"There is a different sense of unity in Japan," explained Tonga, who grew up in America and is a veteran of the United States Air Force, but has spent the majority of his pro wrestling career in Japan. "Here in America, the show must go on. Money needs to come in, so the wrestlers are still wrestling. New Japan stopped holding shows. That's not just for the safety of the fans, but it's also for the health of the wrestlers."
Tonga noted it's simply a different mentality between the two countries when it comes to the importance of putting on shows — no matter the circumstance.

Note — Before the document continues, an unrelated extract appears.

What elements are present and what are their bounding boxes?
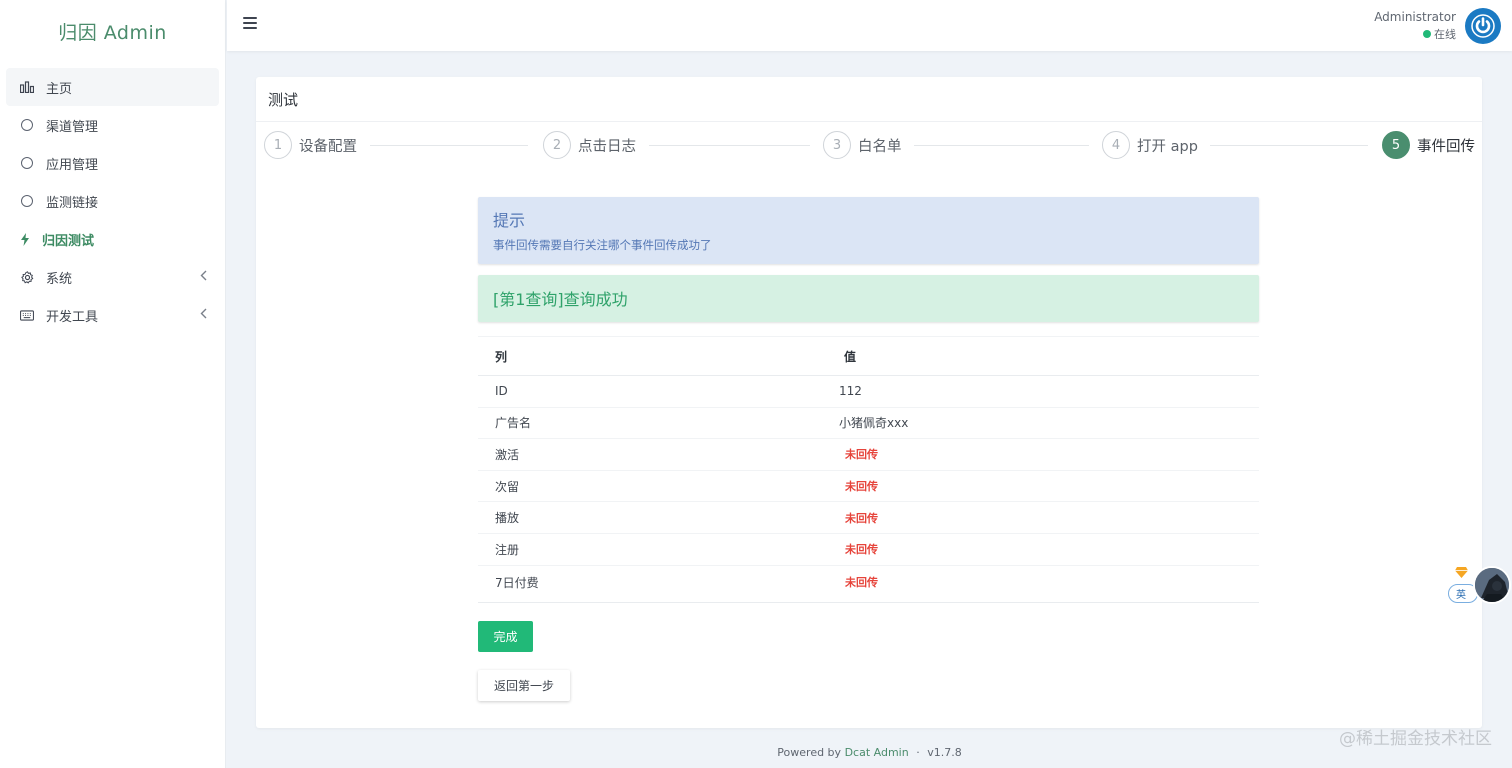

"It's a different culture in Japan, a lot different from 'The show must go on' mindset," Tonga stated. "The majority of our income comes from live shows, which has been cut out, but the company has held onto the staff and reassured us that no one will be let go. The company is more of a family in Japan.

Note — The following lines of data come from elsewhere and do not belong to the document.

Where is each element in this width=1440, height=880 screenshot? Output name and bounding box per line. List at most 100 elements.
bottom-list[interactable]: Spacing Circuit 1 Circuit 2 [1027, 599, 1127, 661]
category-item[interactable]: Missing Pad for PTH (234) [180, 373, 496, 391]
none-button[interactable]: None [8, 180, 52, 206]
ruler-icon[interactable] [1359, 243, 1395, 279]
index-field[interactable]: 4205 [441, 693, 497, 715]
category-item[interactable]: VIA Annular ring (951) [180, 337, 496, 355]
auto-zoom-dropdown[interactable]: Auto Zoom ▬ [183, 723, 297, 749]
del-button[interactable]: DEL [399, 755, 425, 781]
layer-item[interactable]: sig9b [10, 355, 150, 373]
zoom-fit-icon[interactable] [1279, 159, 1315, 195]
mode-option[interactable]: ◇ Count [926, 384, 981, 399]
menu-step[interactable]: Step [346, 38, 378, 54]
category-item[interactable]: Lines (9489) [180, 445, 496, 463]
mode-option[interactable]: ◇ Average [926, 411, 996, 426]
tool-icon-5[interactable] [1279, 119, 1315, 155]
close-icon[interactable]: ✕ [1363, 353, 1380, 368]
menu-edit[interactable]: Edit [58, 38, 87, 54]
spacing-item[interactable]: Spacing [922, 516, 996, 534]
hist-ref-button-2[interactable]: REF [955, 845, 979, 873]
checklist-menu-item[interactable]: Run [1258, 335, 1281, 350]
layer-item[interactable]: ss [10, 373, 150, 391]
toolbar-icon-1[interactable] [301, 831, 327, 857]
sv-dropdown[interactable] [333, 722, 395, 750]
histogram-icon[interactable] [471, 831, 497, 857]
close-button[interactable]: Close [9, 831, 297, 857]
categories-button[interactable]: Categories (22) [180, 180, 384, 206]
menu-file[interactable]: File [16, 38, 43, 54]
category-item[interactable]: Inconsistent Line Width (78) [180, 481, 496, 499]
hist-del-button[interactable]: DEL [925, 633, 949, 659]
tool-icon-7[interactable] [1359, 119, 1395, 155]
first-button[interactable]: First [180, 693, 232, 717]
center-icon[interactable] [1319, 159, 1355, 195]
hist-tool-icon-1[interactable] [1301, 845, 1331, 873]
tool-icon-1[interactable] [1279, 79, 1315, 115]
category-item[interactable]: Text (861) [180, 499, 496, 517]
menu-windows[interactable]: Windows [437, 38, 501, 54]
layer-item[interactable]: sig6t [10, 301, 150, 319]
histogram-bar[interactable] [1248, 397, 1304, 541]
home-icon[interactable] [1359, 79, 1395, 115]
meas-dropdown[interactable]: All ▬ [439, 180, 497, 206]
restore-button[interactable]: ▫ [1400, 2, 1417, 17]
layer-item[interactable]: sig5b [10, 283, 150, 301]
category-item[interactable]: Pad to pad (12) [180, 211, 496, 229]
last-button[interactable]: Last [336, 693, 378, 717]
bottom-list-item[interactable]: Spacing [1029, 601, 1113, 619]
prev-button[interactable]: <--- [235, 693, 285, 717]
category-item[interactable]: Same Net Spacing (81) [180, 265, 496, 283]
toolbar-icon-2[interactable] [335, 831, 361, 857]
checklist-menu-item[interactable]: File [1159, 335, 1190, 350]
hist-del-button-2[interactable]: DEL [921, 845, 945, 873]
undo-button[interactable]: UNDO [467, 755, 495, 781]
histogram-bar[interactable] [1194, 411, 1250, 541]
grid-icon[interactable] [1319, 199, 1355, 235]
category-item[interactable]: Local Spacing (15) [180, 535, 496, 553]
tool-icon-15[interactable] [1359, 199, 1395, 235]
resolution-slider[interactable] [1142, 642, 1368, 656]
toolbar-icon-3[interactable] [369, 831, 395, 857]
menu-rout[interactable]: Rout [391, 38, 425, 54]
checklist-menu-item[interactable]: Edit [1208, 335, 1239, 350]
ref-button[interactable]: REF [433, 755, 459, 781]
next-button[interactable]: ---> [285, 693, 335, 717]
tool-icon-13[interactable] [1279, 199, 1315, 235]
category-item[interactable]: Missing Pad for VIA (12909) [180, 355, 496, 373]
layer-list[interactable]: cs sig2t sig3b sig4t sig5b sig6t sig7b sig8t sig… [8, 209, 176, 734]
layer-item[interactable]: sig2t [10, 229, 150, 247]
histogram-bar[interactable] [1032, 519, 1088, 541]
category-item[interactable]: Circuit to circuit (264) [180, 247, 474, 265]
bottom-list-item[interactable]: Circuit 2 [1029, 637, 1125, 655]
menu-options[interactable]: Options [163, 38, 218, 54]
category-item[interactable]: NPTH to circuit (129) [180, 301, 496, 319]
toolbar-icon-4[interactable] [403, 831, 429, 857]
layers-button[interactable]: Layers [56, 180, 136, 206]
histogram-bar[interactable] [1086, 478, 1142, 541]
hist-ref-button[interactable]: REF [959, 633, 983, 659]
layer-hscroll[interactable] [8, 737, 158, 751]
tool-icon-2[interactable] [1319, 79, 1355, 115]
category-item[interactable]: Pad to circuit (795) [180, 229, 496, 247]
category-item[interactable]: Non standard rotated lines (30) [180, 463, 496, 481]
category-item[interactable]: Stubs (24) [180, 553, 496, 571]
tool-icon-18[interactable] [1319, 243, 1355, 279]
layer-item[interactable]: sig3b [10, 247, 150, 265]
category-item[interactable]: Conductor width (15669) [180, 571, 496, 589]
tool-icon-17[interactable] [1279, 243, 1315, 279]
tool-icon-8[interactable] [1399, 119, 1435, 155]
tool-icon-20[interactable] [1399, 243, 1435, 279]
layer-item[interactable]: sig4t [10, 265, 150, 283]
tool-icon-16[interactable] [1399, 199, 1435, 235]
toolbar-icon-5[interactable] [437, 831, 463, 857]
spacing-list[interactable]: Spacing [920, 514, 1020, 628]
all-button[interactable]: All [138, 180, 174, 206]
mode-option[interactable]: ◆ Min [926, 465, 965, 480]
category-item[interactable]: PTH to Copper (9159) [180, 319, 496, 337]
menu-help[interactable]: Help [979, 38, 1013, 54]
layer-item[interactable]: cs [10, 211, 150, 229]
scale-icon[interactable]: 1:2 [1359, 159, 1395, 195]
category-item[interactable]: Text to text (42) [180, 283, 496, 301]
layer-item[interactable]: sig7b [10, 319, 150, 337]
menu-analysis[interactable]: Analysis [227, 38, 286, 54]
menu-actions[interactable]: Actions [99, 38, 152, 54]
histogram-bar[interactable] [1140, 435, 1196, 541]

"New Japan does its best to look out for the entire wrestling scene in Japan. Even Tanahashi going in front of government, that may surprise people in wrestling, but it doesn't surprise us. He really is our leader. You can see that unity in our roster, too. Our guys go from young to old. This isn't a factory of young guys that get chopped up and spit out. The mindset around wrestling is different in Japan."
NJPW has cancelled events up through Wrestling Dontaku on May 4. Best of the Super Juniors 27 was originally scheduled to begin on May 12, but no word yet on if NJPW is going forward with those shows.